Seurat Family Tomb in Paris

                Once I stood, plat number and map in hand, and tried to find an ancestor in the Salt Lake City Cemetery, but William Lewis escaped me.  No matter how hard I looked, I could not find his grave.  The day was long, and we were all getting tired, so we left.  Fast forward a couple of years, and I was back looking for William Lewis.  And there was a tall monument to him, and other family members.  Pretty hard to miss!  I have no idea why I couldn’t find it the first time, but I was happy to see it.  It felt like quite a victory to finally locate his grave.
                I love the chase.  I love finding the marker, the place where my family member lies in repose.  I love putting together pieces of information.  I soak in the sorrow and solemnity when an infant lies alone in a plot, no family nearby, or when a family has lost child after child to early death.  Cemeteries are a wealth of information. They are also an art exhibit, filled with poems and prose, sculpture and carvings.
                I had to go to Logan to visit the Utah State University campus that Saturday. Prior to my visit, I remembered my mom telling me about relatives buried in the Logan area.  A quick search of the Findagrave website (a blessing to family history researchers everywhere!), informed me that Luther C. Burnham was buried in Hyde Park. It wasn't far from the USU campus and there might be time to visit once I was through in Logan....
                So maybe now you can understand how I ended up in Hyde Park with soaking shoes in the rain.  I held the umbrella and the camera and looked at one marker, and then the next.  Not this one.  Not that one.  I kept looking.  “Here it is!  He’s here!” I exclaimed. My great-great grandfather.  I snapped a few pictures, looked at this beautiful place, and took a moment in the rain before returning to the car to shed my wet shoes and dry my feet.

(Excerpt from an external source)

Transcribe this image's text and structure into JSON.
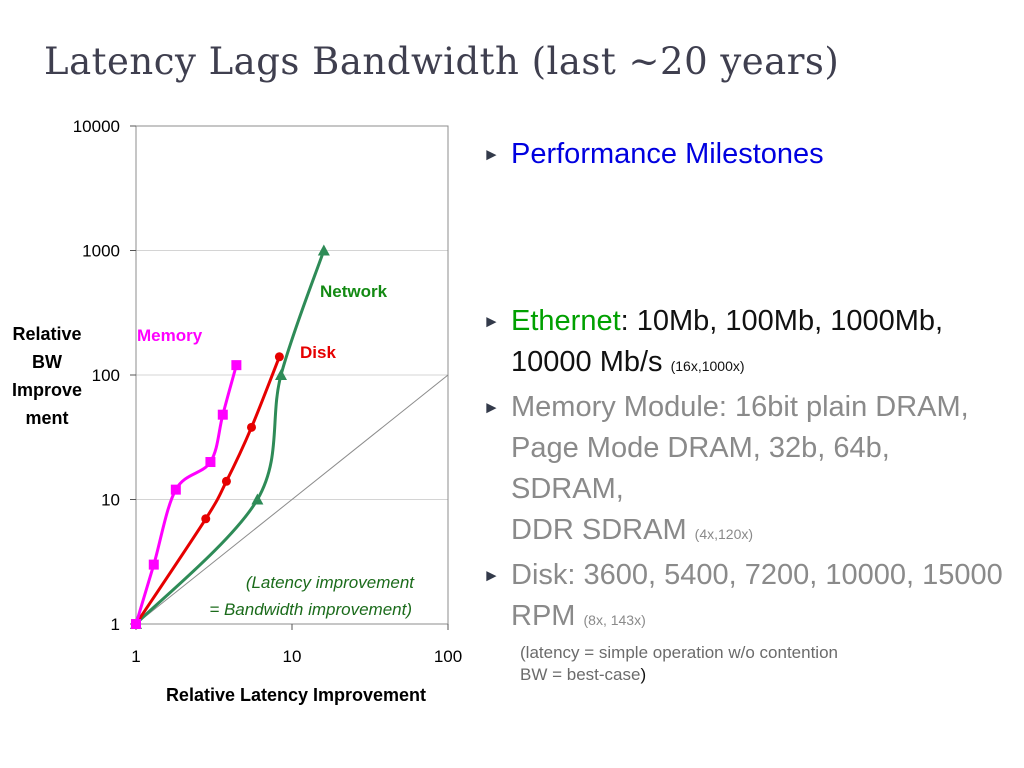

Luther C. Burnham headstone

                It is more than the love of the chase that made me drive from Logan to Hyde Park in the rain that day before returning home to Salt Lake.  It is the love of family.  It is the connectedness I feel extending through generations, linking my ancestors and my children.  In cemeteries, I see not only monuments to individuals, but stories of family.  And finding my great-great grandfather's  headstone in Hyde Park was worth the soaking wet shoes.